Ok everyone, it’s summer, it’s school holidays, LET’S HAVE SOME FUN!
Making (and then playing with) these Lemonade scented essential oil fun fizzies is a great way to occupy the kids.
It is essentially a bath bomb recipe so, sure, chuck a few in the bath for a great time, but I want you to think outside the box.
Got the kid’s wading pool assembled on the back patio? Throw in a few fun fizzies!
Sitting with your feet in a bucket of water to keep cool? Throw in a few fun fizzies!
Keeping the kids indoors because it’s too hot outside? I don’t blame you, so put a large bowl of water on the kitchen table and throw in some fun fizzies.
So. Much. Fun.
My kids love holding them in their hands and submerging them under water to feel the temperature change (they actually get colder as they react) and the fizzing makes them giggle. While they are happy and playing, I’m patting myself on the back for occupying them with an activity that has therapeutic benefits. Well done me!
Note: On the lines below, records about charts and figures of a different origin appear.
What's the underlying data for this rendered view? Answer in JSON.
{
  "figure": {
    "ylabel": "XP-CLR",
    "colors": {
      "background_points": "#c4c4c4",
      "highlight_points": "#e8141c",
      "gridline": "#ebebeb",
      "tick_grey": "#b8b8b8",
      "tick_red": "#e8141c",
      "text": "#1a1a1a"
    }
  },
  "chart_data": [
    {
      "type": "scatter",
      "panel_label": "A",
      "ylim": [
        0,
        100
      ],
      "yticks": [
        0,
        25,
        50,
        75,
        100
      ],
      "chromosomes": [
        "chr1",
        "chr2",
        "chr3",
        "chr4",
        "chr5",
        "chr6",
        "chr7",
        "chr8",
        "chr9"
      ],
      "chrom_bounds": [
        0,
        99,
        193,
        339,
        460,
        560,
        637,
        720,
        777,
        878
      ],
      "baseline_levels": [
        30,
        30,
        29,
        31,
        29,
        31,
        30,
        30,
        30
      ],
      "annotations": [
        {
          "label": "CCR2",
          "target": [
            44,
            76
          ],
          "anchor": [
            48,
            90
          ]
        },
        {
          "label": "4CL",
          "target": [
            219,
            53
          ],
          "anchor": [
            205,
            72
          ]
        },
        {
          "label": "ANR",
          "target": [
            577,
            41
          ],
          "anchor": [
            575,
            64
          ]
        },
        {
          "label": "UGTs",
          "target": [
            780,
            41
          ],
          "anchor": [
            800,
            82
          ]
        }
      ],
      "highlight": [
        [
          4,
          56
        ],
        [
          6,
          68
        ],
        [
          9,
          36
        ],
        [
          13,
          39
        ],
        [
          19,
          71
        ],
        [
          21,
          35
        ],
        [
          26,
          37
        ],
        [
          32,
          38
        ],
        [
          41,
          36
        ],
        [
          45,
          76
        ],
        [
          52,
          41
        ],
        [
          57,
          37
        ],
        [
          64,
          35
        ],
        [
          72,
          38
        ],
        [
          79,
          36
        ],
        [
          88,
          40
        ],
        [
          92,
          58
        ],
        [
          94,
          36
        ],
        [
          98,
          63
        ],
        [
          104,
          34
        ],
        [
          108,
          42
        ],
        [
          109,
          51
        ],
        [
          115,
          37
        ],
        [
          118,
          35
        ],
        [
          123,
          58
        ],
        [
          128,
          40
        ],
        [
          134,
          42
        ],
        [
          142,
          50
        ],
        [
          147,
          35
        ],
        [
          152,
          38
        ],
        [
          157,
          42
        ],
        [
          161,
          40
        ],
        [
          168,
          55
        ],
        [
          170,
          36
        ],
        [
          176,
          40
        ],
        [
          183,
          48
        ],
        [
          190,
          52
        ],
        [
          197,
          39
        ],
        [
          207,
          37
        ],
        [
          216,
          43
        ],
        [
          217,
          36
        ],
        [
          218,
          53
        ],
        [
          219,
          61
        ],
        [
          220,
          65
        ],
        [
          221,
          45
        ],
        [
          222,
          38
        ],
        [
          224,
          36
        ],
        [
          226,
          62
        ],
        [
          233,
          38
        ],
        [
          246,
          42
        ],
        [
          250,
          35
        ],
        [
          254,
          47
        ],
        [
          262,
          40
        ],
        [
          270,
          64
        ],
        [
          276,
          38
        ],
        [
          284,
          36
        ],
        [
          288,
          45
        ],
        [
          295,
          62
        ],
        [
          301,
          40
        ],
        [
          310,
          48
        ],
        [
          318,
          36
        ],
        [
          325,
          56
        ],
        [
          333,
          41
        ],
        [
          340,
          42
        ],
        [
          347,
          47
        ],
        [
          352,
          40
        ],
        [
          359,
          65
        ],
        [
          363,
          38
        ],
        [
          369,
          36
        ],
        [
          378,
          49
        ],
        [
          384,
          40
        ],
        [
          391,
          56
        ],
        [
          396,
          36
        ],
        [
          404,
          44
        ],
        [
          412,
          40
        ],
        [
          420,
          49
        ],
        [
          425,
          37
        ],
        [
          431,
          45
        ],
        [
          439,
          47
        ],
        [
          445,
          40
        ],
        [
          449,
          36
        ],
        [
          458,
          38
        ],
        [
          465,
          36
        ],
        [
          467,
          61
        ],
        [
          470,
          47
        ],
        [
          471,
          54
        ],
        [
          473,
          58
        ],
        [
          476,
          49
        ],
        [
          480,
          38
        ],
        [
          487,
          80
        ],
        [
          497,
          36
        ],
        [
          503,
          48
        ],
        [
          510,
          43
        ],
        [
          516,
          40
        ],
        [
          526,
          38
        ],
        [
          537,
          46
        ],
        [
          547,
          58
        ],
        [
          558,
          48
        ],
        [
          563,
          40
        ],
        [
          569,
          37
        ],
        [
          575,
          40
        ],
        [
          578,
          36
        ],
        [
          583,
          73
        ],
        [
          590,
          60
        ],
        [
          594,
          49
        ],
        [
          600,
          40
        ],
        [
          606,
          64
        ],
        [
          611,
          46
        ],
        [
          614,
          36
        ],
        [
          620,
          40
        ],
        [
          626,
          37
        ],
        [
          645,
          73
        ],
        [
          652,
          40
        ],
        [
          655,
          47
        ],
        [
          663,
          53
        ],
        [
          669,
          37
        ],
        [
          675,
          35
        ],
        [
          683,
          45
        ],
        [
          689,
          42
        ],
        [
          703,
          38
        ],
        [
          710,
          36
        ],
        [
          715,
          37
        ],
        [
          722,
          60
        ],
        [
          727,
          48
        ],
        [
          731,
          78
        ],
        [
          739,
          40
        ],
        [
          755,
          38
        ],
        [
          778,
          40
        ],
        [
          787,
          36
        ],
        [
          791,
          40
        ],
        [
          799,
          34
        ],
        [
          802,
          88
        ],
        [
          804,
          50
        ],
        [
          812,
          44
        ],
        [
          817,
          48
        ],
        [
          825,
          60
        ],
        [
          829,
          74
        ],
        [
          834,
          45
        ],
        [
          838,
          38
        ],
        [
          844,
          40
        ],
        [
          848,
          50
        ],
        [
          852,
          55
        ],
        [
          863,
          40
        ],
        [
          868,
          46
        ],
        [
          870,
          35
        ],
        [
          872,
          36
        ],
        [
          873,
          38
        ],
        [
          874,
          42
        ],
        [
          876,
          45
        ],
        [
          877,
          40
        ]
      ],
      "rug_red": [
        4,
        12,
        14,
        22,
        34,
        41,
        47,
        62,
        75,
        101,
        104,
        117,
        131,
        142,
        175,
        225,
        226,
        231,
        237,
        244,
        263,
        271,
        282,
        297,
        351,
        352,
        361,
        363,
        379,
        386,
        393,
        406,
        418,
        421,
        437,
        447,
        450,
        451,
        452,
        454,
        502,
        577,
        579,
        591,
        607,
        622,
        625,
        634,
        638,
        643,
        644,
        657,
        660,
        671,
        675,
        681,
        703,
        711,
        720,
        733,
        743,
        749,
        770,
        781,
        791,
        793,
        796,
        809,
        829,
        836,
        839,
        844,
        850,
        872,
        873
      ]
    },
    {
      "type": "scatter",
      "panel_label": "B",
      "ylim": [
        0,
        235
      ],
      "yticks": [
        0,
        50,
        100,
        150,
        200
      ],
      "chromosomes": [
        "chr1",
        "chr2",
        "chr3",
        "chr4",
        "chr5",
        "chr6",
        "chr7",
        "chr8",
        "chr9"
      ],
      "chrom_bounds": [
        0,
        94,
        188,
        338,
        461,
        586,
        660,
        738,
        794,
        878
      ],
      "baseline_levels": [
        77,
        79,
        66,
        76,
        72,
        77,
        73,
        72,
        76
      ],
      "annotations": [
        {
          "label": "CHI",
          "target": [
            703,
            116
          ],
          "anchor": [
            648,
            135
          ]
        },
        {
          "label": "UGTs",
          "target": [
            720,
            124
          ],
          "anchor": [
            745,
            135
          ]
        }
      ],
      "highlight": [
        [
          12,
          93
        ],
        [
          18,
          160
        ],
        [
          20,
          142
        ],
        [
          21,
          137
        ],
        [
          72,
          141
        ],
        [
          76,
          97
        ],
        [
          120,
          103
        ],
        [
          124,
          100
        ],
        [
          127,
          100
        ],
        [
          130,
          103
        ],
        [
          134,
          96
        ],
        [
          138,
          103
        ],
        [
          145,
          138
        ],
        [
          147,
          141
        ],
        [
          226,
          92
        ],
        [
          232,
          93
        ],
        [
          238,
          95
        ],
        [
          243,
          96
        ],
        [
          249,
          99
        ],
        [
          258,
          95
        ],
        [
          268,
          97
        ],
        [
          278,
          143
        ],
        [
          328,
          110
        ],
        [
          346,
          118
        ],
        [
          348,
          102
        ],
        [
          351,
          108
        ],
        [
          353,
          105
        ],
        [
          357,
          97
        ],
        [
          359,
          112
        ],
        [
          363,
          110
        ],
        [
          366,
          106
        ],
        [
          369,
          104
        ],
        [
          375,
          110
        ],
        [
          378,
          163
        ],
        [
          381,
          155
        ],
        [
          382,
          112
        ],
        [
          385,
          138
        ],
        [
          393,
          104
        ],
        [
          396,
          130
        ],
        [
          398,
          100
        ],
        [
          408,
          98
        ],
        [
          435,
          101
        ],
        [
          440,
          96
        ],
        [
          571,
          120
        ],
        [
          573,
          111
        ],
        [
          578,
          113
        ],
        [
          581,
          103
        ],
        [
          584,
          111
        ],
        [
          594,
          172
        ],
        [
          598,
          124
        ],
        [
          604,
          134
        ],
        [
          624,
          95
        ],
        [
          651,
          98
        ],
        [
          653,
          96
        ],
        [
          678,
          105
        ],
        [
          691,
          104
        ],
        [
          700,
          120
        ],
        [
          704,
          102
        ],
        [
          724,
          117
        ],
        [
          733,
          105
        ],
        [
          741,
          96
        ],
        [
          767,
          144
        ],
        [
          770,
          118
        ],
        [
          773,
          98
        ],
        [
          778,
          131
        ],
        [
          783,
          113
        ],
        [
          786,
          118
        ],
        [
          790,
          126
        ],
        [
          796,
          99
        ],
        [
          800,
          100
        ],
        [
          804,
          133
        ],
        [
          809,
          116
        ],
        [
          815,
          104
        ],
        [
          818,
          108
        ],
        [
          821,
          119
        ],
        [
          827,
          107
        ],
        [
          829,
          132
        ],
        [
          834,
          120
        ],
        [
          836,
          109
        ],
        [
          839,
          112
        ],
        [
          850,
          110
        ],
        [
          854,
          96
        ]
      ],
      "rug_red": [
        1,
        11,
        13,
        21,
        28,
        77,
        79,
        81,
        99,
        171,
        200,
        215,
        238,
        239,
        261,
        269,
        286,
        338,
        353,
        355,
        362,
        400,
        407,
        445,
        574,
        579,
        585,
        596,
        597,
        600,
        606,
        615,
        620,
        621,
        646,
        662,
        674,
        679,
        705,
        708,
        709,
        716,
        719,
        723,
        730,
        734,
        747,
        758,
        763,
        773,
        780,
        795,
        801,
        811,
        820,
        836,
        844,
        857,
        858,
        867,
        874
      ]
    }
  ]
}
You see, there is no lemonade in this recipe, I’ve actually used Lemon and Siberian Fir essential oils to create a scent similar to lemonade. Essential oils are incredibly potent and should not be used neat on children, so I have also included Fractionated Coconut Oil in my recipe to dilute the essential oils (plus it helps hold the fun fizzies together too).
I raided my pantry for some cake sprinkles and they have transformed my fizzies from Ok to Oh Yay! Experiment with what you have on hand and see what you can come up with.
What you need to make essential oil fun fizzies
- 1 cup Bi-carbonate of Soda
- ½ cup Citric Acid
- 2 tbsp Fractionated Coconut Oil
- 30 drops Lemon Essential Oil
- 10 drops Siberian Fir Essential Oil (you can substitute White Fir if preferred)
- Natural Food Colouring* (optional)
- Water or Witch Hazel
- Silicone Mould
- Assorted cake sprinkles
(Wearing gloves is recommended)
Prepare your mould by arranging cake sprinkles into various different patterns. Sift bi-carb soda and citric acid into a bowl, mixing until no lumps are present. Add fractionated coconut oil and essential oils. Use your hands to combine the mixture, rubbing it between your fingers to evenly disperse the oil.
If you want to use multiple colours for your fizzies, divide your mixture into separate bowls and add food colouring. Remember liquid food colouring is moisture, so take it easy. Mix well. Add water or witch hazel two drops at a time and continue to rub the mixture between your fingers. You’ll know you’ve used enough when it sticks together/packs down and can keep its shape. It will still look kind of dry, but if you take a handful of the mixture and squeeze it, it should pack easily into a ball. Too much water will make the mixture continue to fizz and puff up more.
It may seem odd, but using your ears can help you with this step. As you are mixing, bring your ear down to the bowl and listen. Your mixture should be damp but not fizzing. If you used too much water in the mixture, it will continue to fizz and rise while it is drying. Constant and increasing fizzing means you may have added too much water, you can counteract this by adding more dry ingredients to the mix if it is too wet.
Working quickly, repeat the process for all of the separate colours. Once you have the correct consistency for each colour, begin to fill your mould, mixing the colours as you wish and pushing down the mixture into the holes and compacting it into place. Compaction is an important step as it may mean the difference between hard or crumbly fizzies once they are dry. It will also help your sprinkles stick to the fizzies. When using silicone moulds however, be sure not to push down so hard that the mould becomes misshapen. You don’t want your hearts looking more like circles.
Set the fizzies aside to air dry for 48-36 hours (depending on the humidity where you live). Alternatively you can dry in an oven set to 50°C for 1 hour (but please realise even when dried in an oven they will still take 2-3 days to reach maximum hardness).
When they are sufficiently hardened, they should release from your moulds fairly easily, if they are still wet, they will not fall out with ease. Store in a plastic zip-lock bag.
* I really want to emphasise that I believe it is important to use natural colourings whenever possible. If your child has a reaction to colourings in foods, such a reaction can also occur when colourings are used in a bath.